Sam film niby wydaje się dobry, mamy tu piękną animację w stylu Gnijącej Panny Młodej, niestety nie ma zbytnio na czym zawiesić oka jeżeli chodzi o designy, no może pojawia się kilka ciekawych, ale to tyle. Postacie są ok, niestety tylko ok, Victor, jego rodzice czy koledzy ze szkoły są mało barwni i nic specjalnie ciekawego siez nimi nie dzieje. Tytułowy Frankenweenie - oczywiście na początku i końcu filmu ma większą rolę bo to tytułowa postać, ale niestety on i jego relacje z Victorem są zepchnięte na bok a powinny być rdzeniem filmu. Z postaci na uwagę zasługują Elsa mówiąca głosem Winony Ryder (nieprzypadkowo wygląda jak Lydia) i Mr. Rzykruski (Martin Landau) - zwłaszcza szkoda tej drugiej postaci, bo potraktowana cąłkiem po macoszemu miała większy potencjał na rozwinięcie.

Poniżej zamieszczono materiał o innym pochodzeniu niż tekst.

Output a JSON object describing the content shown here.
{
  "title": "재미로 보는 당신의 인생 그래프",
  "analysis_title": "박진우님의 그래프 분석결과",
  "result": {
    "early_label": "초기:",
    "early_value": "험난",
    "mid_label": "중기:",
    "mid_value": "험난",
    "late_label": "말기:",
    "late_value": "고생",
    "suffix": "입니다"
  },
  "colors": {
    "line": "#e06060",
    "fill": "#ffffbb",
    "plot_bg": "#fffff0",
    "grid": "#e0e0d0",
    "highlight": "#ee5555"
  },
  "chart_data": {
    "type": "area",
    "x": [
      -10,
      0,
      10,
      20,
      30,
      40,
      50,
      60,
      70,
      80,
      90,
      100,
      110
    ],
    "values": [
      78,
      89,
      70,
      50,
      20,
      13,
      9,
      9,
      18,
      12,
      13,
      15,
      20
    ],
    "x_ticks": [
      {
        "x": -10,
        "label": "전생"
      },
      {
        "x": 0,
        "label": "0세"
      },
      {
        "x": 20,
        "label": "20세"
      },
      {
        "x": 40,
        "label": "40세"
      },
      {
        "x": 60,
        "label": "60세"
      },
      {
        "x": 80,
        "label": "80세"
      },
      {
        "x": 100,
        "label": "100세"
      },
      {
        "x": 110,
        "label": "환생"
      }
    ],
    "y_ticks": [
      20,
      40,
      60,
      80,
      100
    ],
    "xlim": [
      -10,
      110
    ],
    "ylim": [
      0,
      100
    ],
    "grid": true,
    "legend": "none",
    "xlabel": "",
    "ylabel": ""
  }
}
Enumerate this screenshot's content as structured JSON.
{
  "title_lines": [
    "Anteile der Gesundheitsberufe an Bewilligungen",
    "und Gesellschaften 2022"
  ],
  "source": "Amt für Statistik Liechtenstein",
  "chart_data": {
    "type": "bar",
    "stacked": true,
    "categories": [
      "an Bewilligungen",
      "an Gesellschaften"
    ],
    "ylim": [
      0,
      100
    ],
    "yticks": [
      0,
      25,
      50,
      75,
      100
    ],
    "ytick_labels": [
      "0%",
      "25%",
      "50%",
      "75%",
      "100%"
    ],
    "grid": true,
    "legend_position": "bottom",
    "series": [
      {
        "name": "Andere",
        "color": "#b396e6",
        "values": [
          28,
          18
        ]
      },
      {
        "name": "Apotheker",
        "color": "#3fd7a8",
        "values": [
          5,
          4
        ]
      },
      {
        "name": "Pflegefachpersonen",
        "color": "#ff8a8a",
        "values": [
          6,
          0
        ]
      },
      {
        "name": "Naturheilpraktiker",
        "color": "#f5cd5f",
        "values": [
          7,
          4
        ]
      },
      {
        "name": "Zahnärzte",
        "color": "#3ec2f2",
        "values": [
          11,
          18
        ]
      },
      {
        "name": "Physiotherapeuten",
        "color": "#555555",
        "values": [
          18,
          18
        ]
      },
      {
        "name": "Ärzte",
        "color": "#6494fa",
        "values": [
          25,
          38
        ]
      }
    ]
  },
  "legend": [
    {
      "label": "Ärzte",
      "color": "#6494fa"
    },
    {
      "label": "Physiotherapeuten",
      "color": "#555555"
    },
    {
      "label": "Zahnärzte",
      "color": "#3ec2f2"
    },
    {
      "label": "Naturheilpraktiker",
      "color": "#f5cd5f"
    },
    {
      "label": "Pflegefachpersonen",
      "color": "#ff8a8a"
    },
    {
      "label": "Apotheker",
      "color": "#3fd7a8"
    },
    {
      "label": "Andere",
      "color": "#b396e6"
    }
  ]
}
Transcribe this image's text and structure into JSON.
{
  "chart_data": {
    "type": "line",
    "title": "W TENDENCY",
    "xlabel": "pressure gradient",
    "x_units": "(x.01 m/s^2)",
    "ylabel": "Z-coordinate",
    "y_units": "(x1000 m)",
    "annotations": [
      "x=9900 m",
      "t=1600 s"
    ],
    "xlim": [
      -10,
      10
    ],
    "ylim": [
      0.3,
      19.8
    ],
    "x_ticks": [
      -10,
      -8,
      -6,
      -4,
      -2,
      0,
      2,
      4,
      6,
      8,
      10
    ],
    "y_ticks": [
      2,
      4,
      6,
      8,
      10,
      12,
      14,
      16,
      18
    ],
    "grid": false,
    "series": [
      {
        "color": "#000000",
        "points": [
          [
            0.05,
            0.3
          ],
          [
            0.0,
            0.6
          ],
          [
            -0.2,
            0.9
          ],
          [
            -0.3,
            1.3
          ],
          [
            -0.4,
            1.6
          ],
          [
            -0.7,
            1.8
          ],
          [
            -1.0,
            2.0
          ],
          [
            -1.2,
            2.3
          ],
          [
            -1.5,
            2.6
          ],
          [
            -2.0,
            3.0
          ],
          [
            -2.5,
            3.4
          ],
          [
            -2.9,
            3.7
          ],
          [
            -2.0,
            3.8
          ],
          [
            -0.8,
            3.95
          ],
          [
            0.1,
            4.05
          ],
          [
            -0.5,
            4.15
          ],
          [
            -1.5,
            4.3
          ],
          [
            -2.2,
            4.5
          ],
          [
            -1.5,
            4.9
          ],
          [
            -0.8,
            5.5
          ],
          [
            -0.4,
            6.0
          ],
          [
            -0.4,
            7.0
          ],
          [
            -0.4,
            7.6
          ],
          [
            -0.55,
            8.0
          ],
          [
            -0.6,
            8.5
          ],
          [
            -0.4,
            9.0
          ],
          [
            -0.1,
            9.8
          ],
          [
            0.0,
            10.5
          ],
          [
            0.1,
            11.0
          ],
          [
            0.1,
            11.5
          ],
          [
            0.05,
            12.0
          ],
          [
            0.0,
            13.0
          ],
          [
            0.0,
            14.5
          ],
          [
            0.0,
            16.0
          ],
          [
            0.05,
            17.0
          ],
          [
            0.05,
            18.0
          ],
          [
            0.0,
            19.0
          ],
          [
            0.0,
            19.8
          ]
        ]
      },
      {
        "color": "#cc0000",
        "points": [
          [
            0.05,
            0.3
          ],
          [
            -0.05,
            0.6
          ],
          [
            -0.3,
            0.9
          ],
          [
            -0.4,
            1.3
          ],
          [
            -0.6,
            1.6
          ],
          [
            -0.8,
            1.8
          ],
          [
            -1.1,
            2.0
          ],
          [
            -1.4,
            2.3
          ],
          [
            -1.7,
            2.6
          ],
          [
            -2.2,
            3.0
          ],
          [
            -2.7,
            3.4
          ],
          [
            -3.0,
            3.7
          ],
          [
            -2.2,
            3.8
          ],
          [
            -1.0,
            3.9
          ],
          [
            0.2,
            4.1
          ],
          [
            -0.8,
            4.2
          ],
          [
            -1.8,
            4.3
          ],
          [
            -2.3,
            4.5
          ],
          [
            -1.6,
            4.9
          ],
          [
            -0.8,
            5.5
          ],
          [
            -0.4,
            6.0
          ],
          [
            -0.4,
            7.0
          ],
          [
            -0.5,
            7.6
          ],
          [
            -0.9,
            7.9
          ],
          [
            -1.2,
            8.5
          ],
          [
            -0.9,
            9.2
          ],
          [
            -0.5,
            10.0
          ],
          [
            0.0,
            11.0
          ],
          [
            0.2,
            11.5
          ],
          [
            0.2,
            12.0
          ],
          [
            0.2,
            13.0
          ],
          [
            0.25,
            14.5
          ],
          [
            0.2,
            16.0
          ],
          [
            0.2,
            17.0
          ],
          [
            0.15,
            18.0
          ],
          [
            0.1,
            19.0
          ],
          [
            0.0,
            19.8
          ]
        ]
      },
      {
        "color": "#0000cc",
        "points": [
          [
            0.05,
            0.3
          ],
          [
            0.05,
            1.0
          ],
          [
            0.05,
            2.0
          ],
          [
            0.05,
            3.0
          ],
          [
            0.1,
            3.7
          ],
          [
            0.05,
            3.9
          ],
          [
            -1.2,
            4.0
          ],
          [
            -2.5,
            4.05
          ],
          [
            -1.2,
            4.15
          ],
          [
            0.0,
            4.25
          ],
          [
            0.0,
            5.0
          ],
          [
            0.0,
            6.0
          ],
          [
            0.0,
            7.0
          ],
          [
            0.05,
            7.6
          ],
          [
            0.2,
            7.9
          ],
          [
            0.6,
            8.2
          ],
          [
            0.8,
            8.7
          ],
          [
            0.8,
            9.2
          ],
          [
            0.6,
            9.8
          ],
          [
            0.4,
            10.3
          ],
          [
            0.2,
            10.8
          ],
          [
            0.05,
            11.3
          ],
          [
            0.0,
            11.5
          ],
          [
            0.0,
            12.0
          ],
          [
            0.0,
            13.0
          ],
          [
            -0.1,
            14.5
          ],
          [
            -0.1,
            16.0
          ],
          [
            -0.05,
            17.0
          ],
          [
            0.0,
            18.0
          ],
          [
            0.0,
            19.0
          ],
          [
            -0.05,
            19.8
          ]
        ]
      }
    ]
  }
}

Sam film jest ok, ale to co czyni go czymś więcej to muzyka - Elfman jak zawsze jest genialny i tutaj ratuje nieco wypalonego Tima Burtona. Zwłaszcza robi wrażenie przy ilustrowaniu wzruszających momentów, momentami aż chce się płakać z tego wzruszenia. Bez muzyki film pewnie poleciałby o oczko - Elfman i jego kompozycje są bardzo ważne w opowiadanej historii.
Sama historia jak już wspominałem - za dużo w niej nudnego motywu z kontestem naukowym a za mało relacji psa z panem. Momentami jest to mi rekompensowane całkiem niezłą sceną w cyrku czy finałem. [SPOILER]Niestety z finałem też coś jest nie tak, podoba mi się walka Frankenweeniego/Sparkiego z tym nietoperzastym Kotem, a zwłaszcza jak tego maszkarona przeszywa na wylot odłamek z wiatraka - to było mroczne. Zakończenie - mieszkańcy, którzy wcześniej chcieli zabić psa decydują sięgo ożywić i nic to nie daje,a Victor godzi się z faktem, że jego pies odszedł i jest gotowy zachować go w sercu tak jak wcześniej radzili mu rodzice... no i to jest dobra 'bajka' z morałem. Niestety pies ożywa co uważam za idiotyczną konkluzję, Disney zrobił z tego rzygodajną naiwną bajeczkę odzierając film z pięknego przesłania.
Ostatecznie film na końcu trochę skopany ale to nie problem go szybko zeedytować w jakimś prymitywnym programie do obróbki filmów. Tak czy owak cieszę się, że Burton wreszcie zrobił coś wartościowego przy pomocy starych przyjaciół (Dannego, Winony, Landau i oczywiście Lee). Polecam, jako takie sentymentalne wspomnienie po klasycznych tworach Czarownika z Burbank.